Cet acte de 10 minutes, d’une perfection rarement atteinte pour un numéro visuel, est né au congrès FFAP en 2010 (année exceptionnelle qui aura vu la naissance de trois grands numéros avec Parenthèse cubique, Baltass de Yann Frisch et Les Chapeaux Blancs). Le numéro a ensuite obtenu le prix de Vice-Champion du monde en magie général à la FISM de Blackpool en 2012 et un Mandrake d’or en 2014.
Comme leurs compères et amis de Parenthèse cubique, les Chapeaux Blancs tournent depuis dans le monde entier et c’est amplement mérité pour ces artistes d’une rare modestie et d’une gentillesse incroyable ; c’est toujours la marque des plus grands ! Bravo à eux.
Sarah FLOREES (Hula-hoop et contorsion)
Voici un numéro classique de cerceaux remarquablement présenté par Sarah Florees qui accompagne ses jongleries par de la contorsion. La jeune femme, habillée en blanc, évolue sur une scène baignée de cercles de lumière concentriques. Un cerceau tournoie à un rythme effréné, il est lancé en l’air puis rattrapé, il est vrillé puis tourne sur le pied de la contorsionniste, qui se plie par terre.

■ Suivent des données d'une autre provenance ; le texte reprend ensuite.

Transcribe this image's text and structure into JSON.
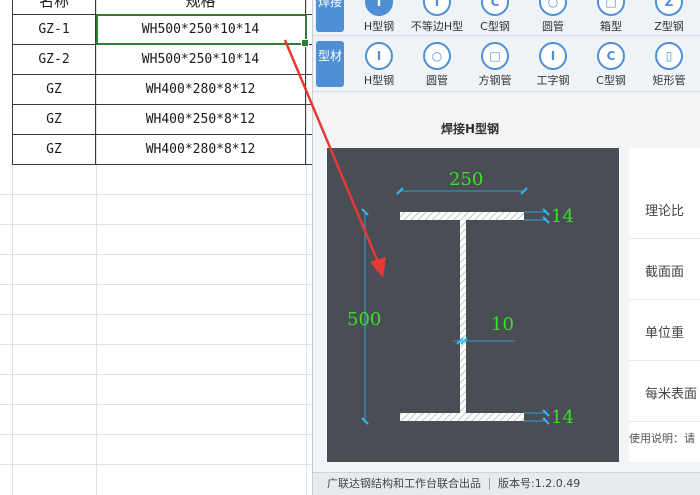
{
  "sheet": {
    "header": {
      "col1": "名称",
      "col2": "规格"
    },
    "rows": [
      {
        "name": "GZ-1",
        "spec": "WH500*250*10*14"
      },
      {
        "name": "GZ-2",
        "spec": "WH500*250*10*14"
      },
      {
        "name": "GZ",
        "spec": "WH400*280*8*12"
      },
      {
        "name": "GZ",
        "spec": "WH400*250*8*12"
      },
      {
        "name": "GZ",
        "spec": "WH400*280*8*12"
      }
    ]
  },
  "toolbar": {
    "weld_group": "焊接",
    "weld_tools": [
      "H型钢",
      "不等边H型",
      "C型钢",
      "圆管",
      "箱型",
      "Z型钢"
    ],
    "profile_group": "型材",
    "profile_tools": [
      "H型钢",
      "圆管",
      "方钢管",
      "工字钢",
      "C型钢",
      "矩形管"
    ]
  },
  "section_title": "焊接H型钢",
  "drawing": {
    "width_label": "250",
    "height_label": "500",
    "web_label": "10",
    "top_flange_label": "14",
    "bottom_flange_label": "14"
  },
  "props": [
    "理论比",
    "截面面",
    "单位重",
    "每米表面"
  ],
  "usage_text": "使用说明：请",
  "status": {
    "credit": "广联达钢结构和工作台联合出品",
    "version": "版本号:1.2.0.49"
  },
  "colors": {
    "accent": "#4f8fd6",
    "dim_green": "#39e02a",
    "dim_cyan": "#2fb7f0",
    "arrow_red": "#e53935",
    "selection_green": "#2e7d32"
  }
}
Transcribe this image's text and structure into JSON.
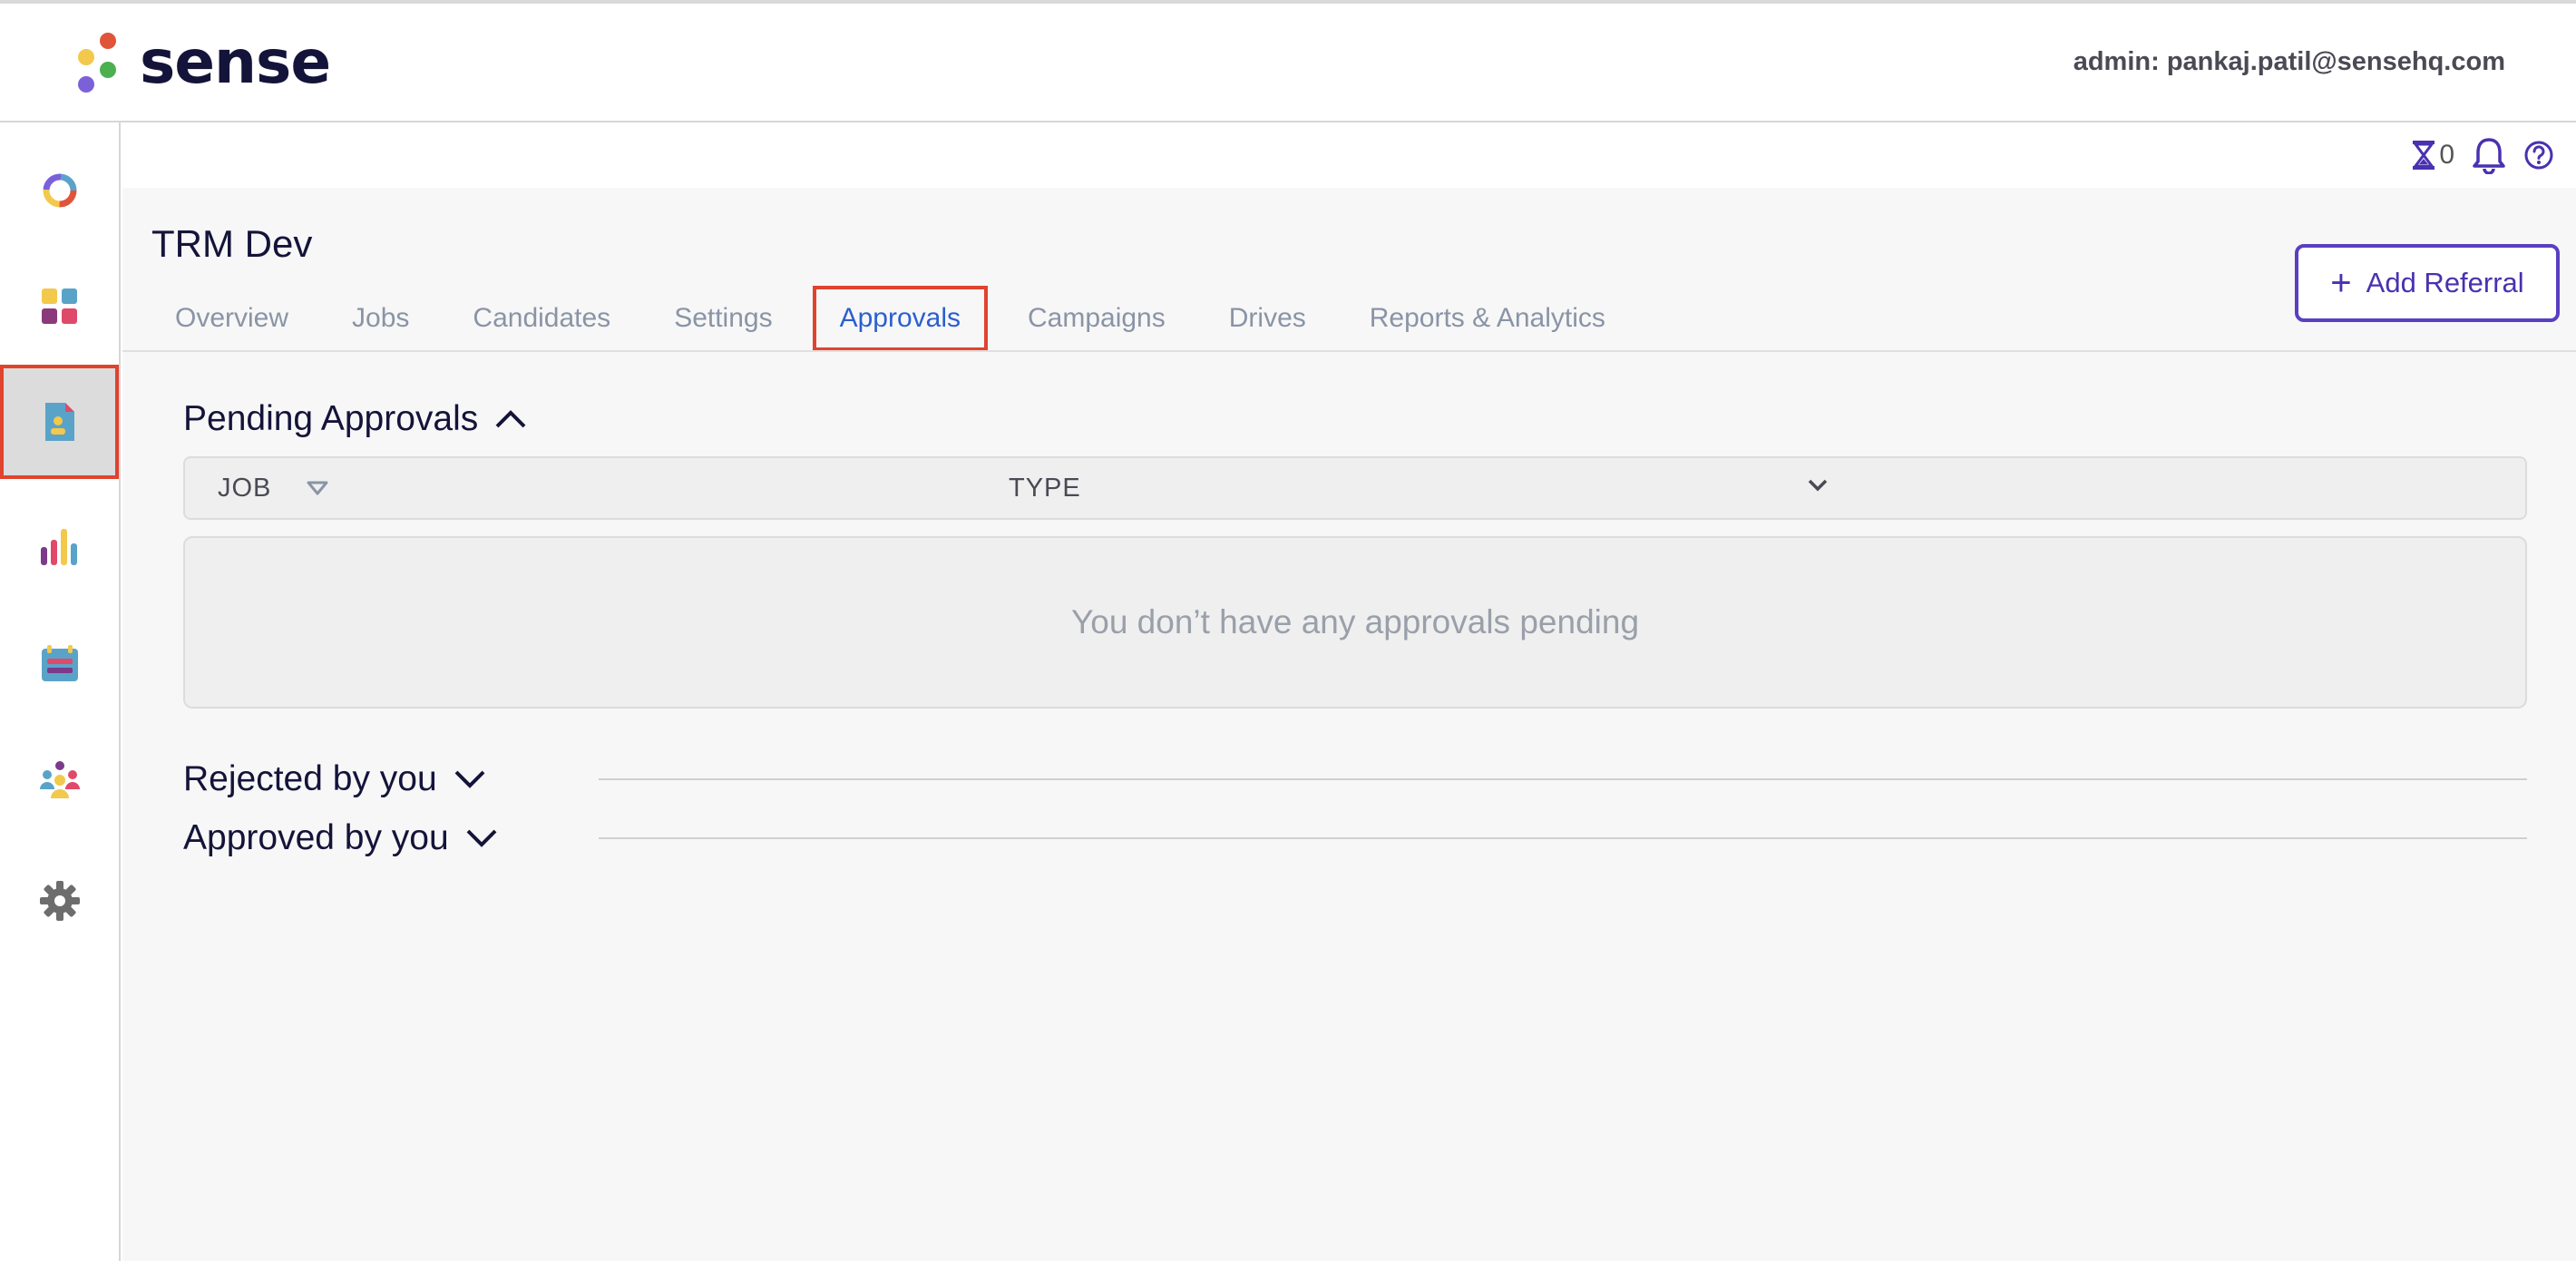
{
  "header": {
    "logo_text": "sense",
    "admin_label": "admin: pankaj.patil@sensehq.com"
  },
  "colors": {
    "accent": "#4a31b0",
    "active_tab": "#2b5fcf",
    "highlight": "#e0432e",
    "logo_dots": [
      "#e0543a",
      "#f2c94c",
      "#4caf50",
      "#7b61d9"
    ]
  },
  "sidebar": {
    "items": [
      {
        "icon": "donut-chart-icon"
      },
      {
        "icon": "dashboard-grid-icon"
      },
      {
        "icon": "referral-document-icon",
        "active": true
      },
      {
        "icon": "bar-chart-icon"
      },
      {
        "icon": "calendar-icon"
      },
      {
        "icon": "community-people-icon"
      },
      {
        "icon": "gear-icon"
      }
    ]
  },
  "utility": {
    "hourglass_count": "0",
    "icons": [
      "hourglass-icon",
      "bell-icon",
      "help-icon"
    ]
  },
  "page": {
    "title": "TRM Dev",
    "tabs": [
      {
        "label": "Overview"
      },
      {
        "label": "Jobs"
      },
      {
        "label": "Candidates"
      },
      {
        "label": "Settings"
      },
      {
        "label": "Approvals",
        "active": true
      },
      {
        "label": "Campaigns"
      },
      {
        "label": "Drives"
      },
      {
        "label": "Reports & Analytics"
      }
    ],
    "add_referral_label": "Add Referral"
  },
  "pending": {
    "title": "Pending Approvals",
    "columns": {
      "job": "JOB",
      "type": "TYPE"
    },
    "empty_message": "You don’t have any approvals pending"
  },
  "rejected": {
    "title": "Rejected by you"
  },
  "approved": {
    "title": "Approved by you"
  }
}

Changement d’ambiance, plus chaude et apparition d’un deuxième cerceau pour réaliser une manipulation graphique dans l’espace, puis être placé autour du corps, des genoux et du buste. Pour terminer, quatre cerceaux tournent autour du corps de Sarah Florees, puis une multitude.
Jérôme HELFENSTEIN (Ombres et lumière)
Formé dès 1994 aux arts du cirque, Jérôme Helfenstein fonde la compagnie Eclats de cirque avec cinq amis. Il se spécialise dans la jonglerie et la magie, discipline dans laquelle il reçoit différentes récompenses dont un premier prix FFAP en close-up en 2000. Jérôme Helfenstein aime mélanger les genres et créer des numéros visuels esthétiques et créatifs avec une volonté de poser un univers très marqué et facilement reconnaissable.
Ombres et lumière, créé en 2005 est à l’image de son créateur, espiègle et novateur. En mélangeant magie et ombromanie, tradition et modernité, Jérôme Helfenstein développe un numéro mixte que l’on peut nommer d’ombromagie. Il utilise l’écran de projection avec une programmation d’images animées et une interaction avec des ombres projetées en live.
En parallèle à un certain dépouillement de formes minimalistes, l’ombromane-magicien joue avec les figures traditionnelles des ombres chinoises comme le chien, la grenouille, le trompettiste ou le jockey.
Il faut souligner le travail chorégraphique de Jérôme Helfenstein qui fait des va-et-vient entre le projecteur et l’écran, exécutant des mouvements de danseur et faisant vivre son tableau dans l’ombre. Il y a un fascinant jeu entre la lumière et les ombres qui va au-delà de la simple monstration de figures ; un corps qui « fait corps » avec la projection.
Son numéro est construit comme un rêve avec un personnage qui se réveille de sa chaise, allume une lampe et projette sa fiction sur un grand écran blanc. A la fin la lampe est éteinte et le rêve prend fin.
Francesco FRATELLINI (Jonglage et monocycle)
Dans un numéro traditionnel de cirque, Francesco Fratellini nous présente une série de jonglage avec un plateau, trois balles puis un numéro d’équilibriste sur un monocycle où il empile des tasses et des soucoupes sur sa tête.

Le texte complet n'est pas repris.